Toutes les parties prenantes, y compris les acteurs des marchés financiers, les distributeurs, les investisseurs finaux et les autorités nationales compétentes, devraient partager une compréhension commune de ce que sont ces catégories et de ce qu’elles exigent. A cette fin, le mécanisme de catégorisation devrait s’appuyer sur des critères minimaux objectifs qui ne sont pas sujets à interprétation. Les critères minimaux objectifs devraient faire écho aux outils réglementaires (Taxonomie européenne) et pratiques de marché existants (exclusions, filtres non-financiers) afin de limiter les difficultés pour les concepteurs et distributeurs : les premiers n’auraient pas besoin de développer des méthodologies internes ex nihilo, et les seconds disposeraient d’un socle commun solide pour comprendre et comparer les produits. De plus, la conformité à ce nouveau mécanisme devrait relever de la supervision des autorités nationales compétentes : un produit financier déclarant appartenir à une catégorie sans en satisfaire les critères minimaux devrait être considéré comme en infraction à la réglementation, et ainsi faire l’objet d’actions répressives de la part de l’autorité nationale compétente.
Du point de vue de l’AMF, un mécanisme de catégorisation qui satisfait les principes susmentionnés auraient plusieurs avantages :
*le cadre resterait flexible et compatible avec les systèmes de labellisation nationaux existants : dès lors que les produits satisfont les critères minimaux d’une catégorie, leurs concepteurs peuvent aller plus loin pour différencier leurs produits des gammes de leurs pairs, par exemple au moyen de labels ou en développant des approches sur-mesure pour les clients sophistiqués ;
*les nouvelles catégories pourraient servir de base au développement de règles relatives à la dénomination et à la communication promotionnelle des produits. Par exemple, seul un produit appartenant à la catégorie « transition climatique » devrait pouvoir utiliser les termes « Paris-aligned » dans son nom et sa documentation commerciale.
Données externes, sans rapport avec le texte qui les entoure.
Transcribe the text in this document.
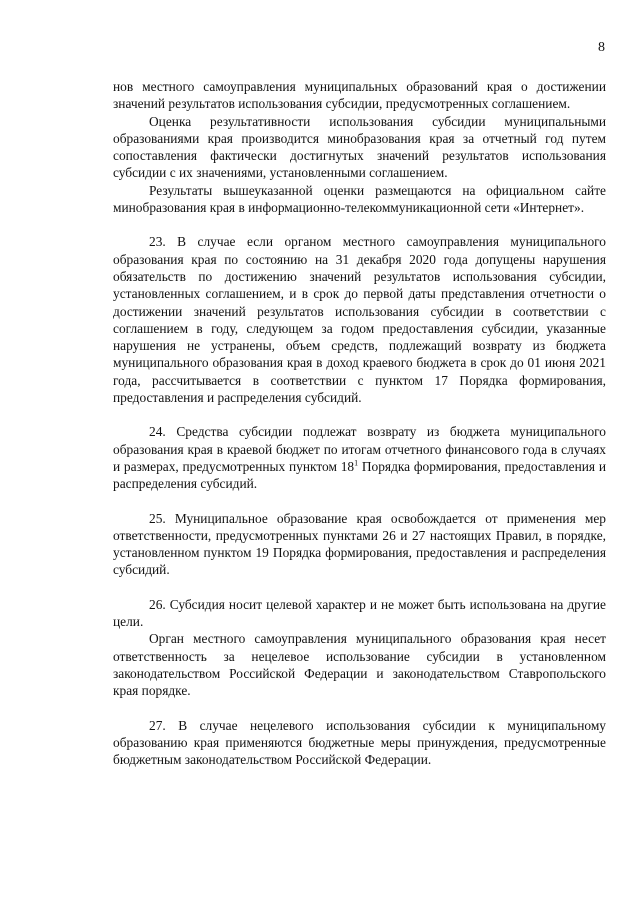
8

нов местного самоуправления муниципальных образований края о достижении значений результатов использования субсидии, предусмотренных соглашением.

Оценка результативности использования субсидии муниципальными образованиями края производится минобразования края за отчетный год путем сопоставления фактически достигнутых значений результатов использования субсидии с их значениями, установленными соглашением.

Результаты вышеуказанной оценки размещаются на официальном сайте минобразования края в информационно-телекоммуникационной сети «Интернет».

23. В случае если органом местного самоуправления муниципального образования края по состоянию на 31 декабря 2020 года допущены нарушения обязательств по достижению значений результатов использования субсидии, установленных соглашением, и в срок до первой даты представления отчетности о достижении значений результатов использования субсидии в соответствии с соглашением в году, следующем за годом предоставления субсидии, указанные нарушения не устранены, объем средств, подлежащий возврату из бюджета муниципального образования края в доход краевого бюджета в срок до 01 июня 2021 года, рассчитывается в соответствии с пунктом 17 Порядка формирования, предоставления и распределения субсидий.

24. Средства субсидии подлежат возврату из бюджета муниципального образования края в краевой бюджет по итогам отчетного финансового года в случаях и размерах, предусмотренных пунктом $18^1$ Порядка формирования, предоставления и распределения субсидий.

25. Муниципальное образование края освобождается от применения мер ответственности, предусмотренных пунктами 26 и 27 настоящих Правил, в порядке, установленном пунктом 19 Порядка формирования, предоставления и распределения субсидий.

26. Субсидия носит целевой характер и не может быть использована на другие цели.

Орган местного самоуправления муниципального образования края несет ответственность за нецелевое использование субсидии в установленном законодательством Российской Федерации и законодательством Ставропольского края порядке.

27. В случае нецелевого использования субсидии к муниципальному образованию края применяются бюджетные меры принуждения, предусмотренные бюджетным законодательством Российской Федерации.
Les produits financiers qui n’appartiennent à aucune catégorie seraient toujours en mesure d’effectuer des déclarations extra-financières, mais uniquement dans leurs documents réglementaires et de manière proportionnée ;
*les catégories devraient aussi être employées dans le cadre de la distribution des produits financiers pour redéfinir la notion de préférences de durabilité prévue dans la directive sur les marchés d’instruments financiers (MIF) et la directive sur la distribution d’assurance (DDA) ;
*avec des catégories claires et solides, il pourrait être soutenu que les informations publiées en matière de durabilité pourraient être moins détaillées et moins étendues, ouvrant ainsi la voie aux simplifications et allégements nécessaires des dispositions de SFDR relatives à la publication d’informations au niveau des produits.
A partir de ces principes, l’AMF propose quatre catégories : « solutions environnementales », « solutions sociales », « transition climatique » et « filtres non-financiers »(2). D’autres catégories pourraient être introduites au fil du temps, par exemple « transition sur la biodiversité ». Ces catégories rendraient obsolète l’architecture actuelle fondée sur les Articles 9 et 8 de SFDR et la remplaceraient tout à fait.
Rationaliser les publications d’informations au niveau des produits
Les concepteurs devraient publier pour tous leurs produits financiers, sous réserve d’une approche « appliquer ou s’expliquer », la manière dont ils intègrent les risques en matière de durabilité dans leurs décisions d’investissement ainsi que l’évaluation des incidences probables de ces risques sur le rendement de leurs produits. L’actuel Article 6 de SFDR pourrait être amendé afin d’être davantage précis, notamment en énonçant les types de risques à prendre en compte et les informations à publier au sujet de la méthodologie employée pour quantifier l’incidence sur le rendement du produit.
Des exigences de publication d’informations supplémentaires devraient s’appliquer aux produits qui effectuent des déclarations en matière de durabilité, c.à.d. les produits appartenant à une catégorie ainsi que les produits non-catégorisés qui incluent de telles déclarations dans leurs documents réglementaires. Ces informations devraient viser à renforcer la comparabilité entre les produits et, en même temps, être compréhensibles pour les investisseurs individuels. Elles pourraient consister en un rapport obligatoire sur un nombre limité d’indicateurs (3) et sur la mise en œuvre des politiques d’engagement et de vote des acteurs des marchés financiers à l’égard des entreprises détenues par le produit. Ces informations pourraient être complétées par une publication volontaire sur les cibles de décarbonation du produit.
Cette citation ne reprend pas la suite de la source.